Taking pictures seemed to be the best way to get to the heart of what was happening in Belfast.

 

I took these pictures in Belfast, Northern Ireland during the summer of 1972. 

I went with a friend with similar interests, Richard Dunne, armed with press passes from the Bulletin and Ramparts Magazine, with a promise to send back regular stories to the Bulletin and Crimson, and a longer piece to Ramparts.

In addition to my typewriter, I brought a used Leica M2R and several bulk rolls of Tri-X film. I ended up living with a couple of families in a Catholic neighborhood known as the Bone, in the Ardoyne section of Belfast, where I took lots of pictures. 

I had idolized the Vietnam press corps and those covering civil rights in the U.S. In Belfast, there was the “war,” there was the atmosphere (“Whatever you say, say nothing.”), and there were the people. That was the tension in what and how to photograph. To me, most worthy of attention was the incredible will of the people to just live their lives. The residents of the Bone had very little but lived with grace, strength, and a tremendous generosity that I benefited from daily.

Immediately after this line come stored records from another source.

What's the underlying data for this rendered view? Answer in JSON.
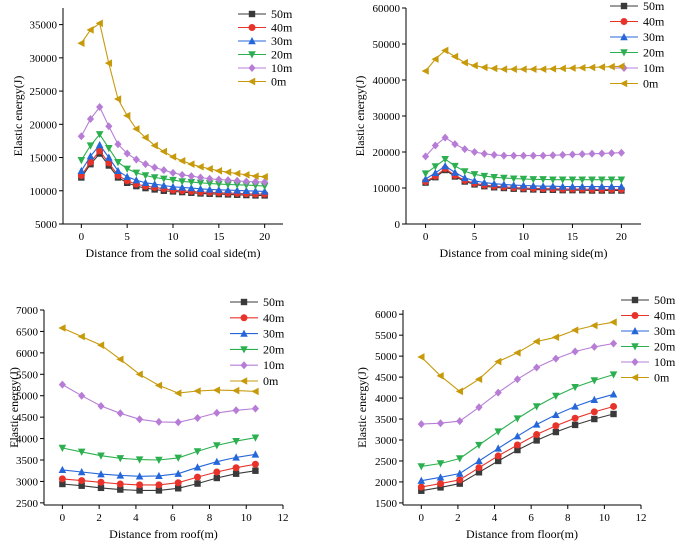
{
  "chart_data": [
    {
      "type": "line",
      "xlabel": "Distance from the solid coal side(m)",
      "ylabel": "Elastic energy(J)",
      "xlim": [
        -2,
        22
      ],
      "ylim": [
        5000,
        37500
      ],
      "xticks": [
        0,
        5,
        10,
        15,
        20
      ],
      "yticks": [
        5000,
        10000,
        15000,
        20000,
        25000,
        30000,
        35000
      ],
      "x": [
        0,
        1,
        2,
        3,
        4,
        5,
        6,
        7,
        8,
        9,
        10,
        11,
        12,
        13,
        14,
        15,
        16,
        17,
        18,
        19,
        20
      ],
      "series": [
        {
          "name": "50m",
          "values": [
            12000,
            14000,
            15600,
            13800,
            12000,
            11200,
            10700,
            10400,
            10200,
            10000,
            9900,
            9800,
            9700,
            9600,
            9550,
            9500,
            9450,
            9400,
            9350,
            9300,
            9300
          ]
        },
        {
          "name": "40m",
          "values": [
            12300,
            14300,
            16000,
            14200,
            12300,
            11500,
            11000,
            10700,
            10500,
            10300,
            10100,
            10000,
            9900,
            9800,
            9750,
            9700,
            9650,
            9600,
            9550,
            9500,
            9500
          ]
        },
        {
          "name": "30m",
          "values": [
            13000,
            15200,
            16900,
            15000,
            13000,
            12100,
            11600,
            11200,
            11000,
            10800,
            10600,
            10500,
            10400,
            10300,
            10200,
            10150,
            10100,
            10050,
            10000,
            9950,
            9900
          ]
        },
        {
          "name": "20m",
          "values": [
            14600,
            16800,
            18500,
            16400,
            14300,
            13300,
            12700,
            12300,
            12000,
            11800,
            11600,
            11400,
            11300,
            11200,
            11100,
            11000,
            10950,
            10900,
            10850,
            10800,
            10700
          ]
        },
        {
          "name": "10m",
          "values": [
            18200,
            20800,
            22600,
            19700,
            17000,
            15600,
            14700,
            14000,
            13500,
            13100,
            12700,
            12400,
            12200,
            12000,
            11800,
            11700,
            11600,
            11500,
            11400,
            11350,
            11300
          ]
        },
        {
          "name": "0m",
          "values": [
            32200,
            34200,
            35200,
            29200,
            23800,
            21300,
            19300,
            18000,
            16800,
            15900,
            15100,
            14500,
            14000,
            13600,
            13300,
            13000,
            12800,
            12600,
            12400,
            12200,
            12100
          ]
        }
      ]
    },
    {
      "type": "line",
      "xlabel": "Distance from coal mining side(m)",
      "ylabel": "Elastic energy(J)",
      "xlim": [
        -2,
        22
      ],
      "ylim": [
        0,
        60000
      ],
      "xticks": [
        0,
        5,
        10,
        15,
        20
      ],
      "yticks": [
        0,
        10000,
        20000,
        30000,
        40000,
        50000,
        60000
      ],
      "x": [
        0,
        1,
        2,
        3,
        4,
        5,
        6,
        7,
        8,
        9,
        10,
        11,
        12,
        13,
        14,
        15,
        16,
        17,
        18,
        19,
        20
      ],
      "series": [
        {
          "name": "50m",
          "values": [
            11500,
            13000,
            15000,
            13200,
            11800,
            11000,
            10500,
            10200,
            10000,
            9800,
            9700,
            9600,
            9500,
            9500,
            9400,
            9400,
            9400,
            9300,
            9300,
            9300,
            9300
          ]
        },
        {
          "name": "40m",
          "values": [
            11800,
            13300,
            15400,
            13500,
            12100,
            11300,
            10800,
            10500,
            10300,
            10100,
            10000,
            9900,
            9800,
            9800,
            9700,
            9700,
            9700,
            9600,
            9600,
            9600,
            9600
          ]
        },
        {
          "name": "30m",
          "values": [
            12500,
            14200,
            16100,
            14300,
            12800,
            12000,
            11500,
            11200,
            11000,
            10800,
            10700,
            10600,
            10500,
            10500,
            10400,
            10400,
            10400,
            10400,
            10400,
            10400,
            10400
          ]
        },
        {
          "name": "20m",
          "values": [
            14000,
            16000,
            18000,
            16100,
            14600,
            13800,
            13300,
            13000,
            12800,
            12600,
            12500,
            12400,
            12400,
            12300,
            12300,
            12300,
            12300,
            12300,
            12300,
            12300,
            12300
          ]
        },
        {
          "name": "10m",
          "values": [
            18800,
            21800,
            24000,
            22200,
            20800,
            20000,
            19500,
            19200,
            19000,
            19000,
            19000,
            19000,
            19000,
            19100,
            19200,
            19300,
            19400,
            19500,
            19600,
            19700,
            19800
          ]
        },
        {
          "name": "0m",
          "values": [
            42500,
            45800,
            48200,
            46500,
            44800,
            44000,
            43500,
            43200,
            43000,
            43000,
            43000,
            43000,
            43000,
            43100,
            43200,
            43300,
            43400,
            43500,
            43600,
            43700,
            43800
          ]
        }
      ]
    },
    {
      "type": "line",
      "xlabel": "Distance from roof(m)",
      "ylabel": "Elastic energy(J)",
      "xlim": [
        -1,
        12
      ],
      "ylim": [
        2450,
        7000
      ],
      "xticks": [
        0,
        2,
        4,
        6,
        8,
        10,
        12
      ],
      "yticks": [
        2500,
        3000,
        3500,
        4000,
        4500,
        5000,
        5500,
        6000,
        6500,
        7000
      ],
      "x": [
        0,
        1.05,
        2.1,
        3.15,
        4.2,
        5.25,
        6.3,
        7.35,
        8.4,
        9.45,
        10.5
      ],
      "series": [
        {
          "name": "50m",
          "values": [
            2940,
            2900,
            2850,
            2810,
            2790,
            2790,
            2840,
            2950,
            3080,
            3180,
            3250
          ]
        },
        {
          "name": "40m",
          "values": [
            3060,
            3020,
            2980,
            2940,
            2920,
            2920,
            2970,
            3100,
            3220,
            3320,
            3400
          ]
        },
        {
          "name": "30m",
          "values": [
            3270,
            3220,
            3170,
            3140,
            3120,
            3130,
            3180,
            3330,
            3460,
            3560,
            3630
          ]
        },
        {
          "name": "20m",
          "values": [
            3780,
            3690,
            3600,
            3540,
            3510,
            3500,
            3550,
            3700,
            3840,
            3940,
            4020
          ]
        },
        {
          "name": "10m",
          "values": [
            5260,
            5000,
            4760,
            4590,
            4450,
            4390,
            4380,
            4480,
            4600,
            4660,
            4700
          ]
        },
        {
          "name": "0m",
          "values": [
            6580,
            6380,
            6180,
            5850,
            5500,
            5240,
            5060,
            5110,
            5130,
            5120,
            5100
          ]
        }
      ]
    },
    {
      "type": "line",
      "xlabel": "Distance from floor(m)",
      "ylabel": "Elastic energy(J)",
      "xlim": [
        -1,
        12
      ],
      "ylim": [
        1450,
        6100
      ],
      "xticks": [
        0,
        2,
        4,
        6,
        8,
        10,
        12
      ],
      "yticks": [
        1500,
        2000,
        2500,
        3000,
        3500,
        4000,
        4500,
        5000,
        5500,
        6000
      ],
      "x": [
        0,
        1.05,
        2.1,
        3.15,
        4.2,
        5.25,
        6.3,
        7.35,
        8.4,
        9.45,
        10.5
      ],
      "series": [
        {
          "name": "50m",
          "values": [
            1790,
            1870,
            1960,
            2230,
            2500,
            2760,
            2990,
            3190,
            3360,
            3500,
            3620
          ]
        },
        {
          "name": "40m",
          "values": [
            1880,
            1960,
            2050,
            2340,
            2620,
            2880,
            3130,
            3340,
            3520,
            3670,
            3800
          ]
        },
        {
          "name": "30m",
          "values": [
            2030,
            2110,
            2200,
            2500,
            2800,
            3090,
            3370,
            3600,
            3800,
            3960,
            4090
          ]
        },
        {
          "name": "20m",
          "values": [
            2370,
            2440,
            2560,
            2880,
            3200,
            3510,
            3800,
            4050,
            4260,
            4420,
            4560
          ]
        },
        {
          "name": "10m",
          "values": [
            3380,
            3400,
            3450,
            3780,
            4130,
            4450,
            4730,
            4940,
            5110,
            5220,
            5300
          ]
        },
        {
          "name": "0m",
          "values": [
            4980,
            4530,
            4160,
            4450,
            4870,
            5080,
            5350,
            5450,
            5620,
            5730,
            5810
          ]
        }
      ]
    }
  ],
  "style": {
    "series_colors": [
      "#3a3a3a",
      "#e8332b",
      "#2567d9",
      "#2cb04f",
      "#b77dd6",
      "#c79a0c"
    ],
    "series_markers": [
      "square",
      "circle",
      "triangle-up",
      "triangle-down",
      "diamond",
      "triangle-left"
    ]
  }
}
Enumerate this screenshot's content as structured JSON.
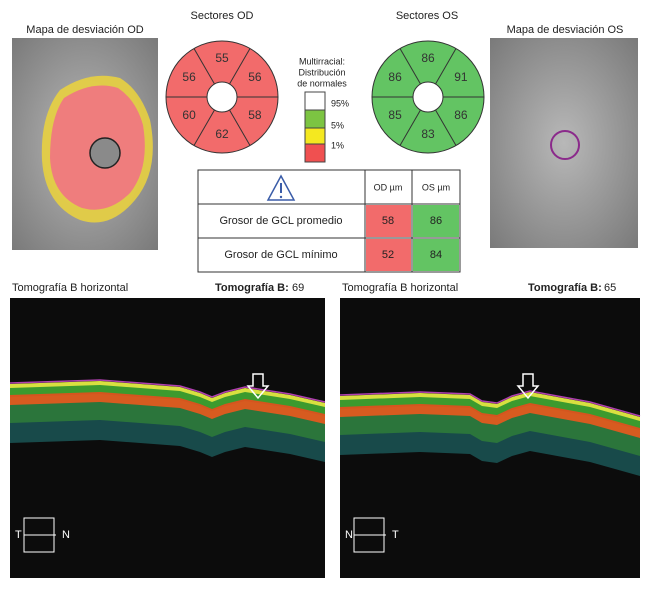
{
  "od_map": {
    "title": "Mapa de desviación OD"
  },
  "os_map": {
    "title": "Mapa de desviación OS"
  },
  "od_sectors": {
    "title": "Sectores OD",
    "color": "#f26b6b",
    "values": [
      55,
      56,
      58,
      62,
      60,
      56
    ]
  },
  "os_sectors": {
    "title": "Sectores OS",
    "color": "#63c463",
    "values": [
      86,
      91,
      86,
      83,
      85,
      86
    ]
  },
  "legend": {
    "title": [
      "Multirracial:",
      "Distribución",
      "de normales"
    ],
    "entries": [
      "95%",
      "5%",
      "1%"
    ]
  },
  "table": {
    "headers": [
      "OD µm",
      "OS µm"
    ],
    "rows": [
      [
        "Grosor de GCL promedio",
        58,
        86
      ],
      [
        "Grosor de GCL mínimo",
        52,
        84
      ]
    ]
  },
  "scans": [
    {
      "label": "Tomografía B horizontal",
      "scan_label": "Tomografía B:",
      "scan_number": 69,
      "left": "T",
      "right": "N"
    },
    {
      "label": "Tomografía B horizontal",
      "scan_label": "Tomografía B:",
      "scan_number": 65,
      "left": "N",
      "right": "T"
    }
  ]
}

On July 21st (“Bloody Friday”), Richard and I were three blocks from the Oxford St. bus station when a car bomb went off killing six people. I photographed the horror but was surprised by the press corps’ system of sending just a few people out from the Europa Hotel for something of this magnitude. Subsequently, while working on a story about surgeons treating the bomb victims at the Royal Victoria Hospital, I decided that being a doctor might offer a more direct means of making a positive impact in the world. 

The result was that I spent forty years in medicine, only dreaming of someday printing up my pictures and going back there. I haven’t gone back yet but these are some of my pictures. Richard, who became a lawyer, never got the chance to print his up, having died in a plane crash on Cape Cod Thanksgiving morning 1997. This work is in his memory.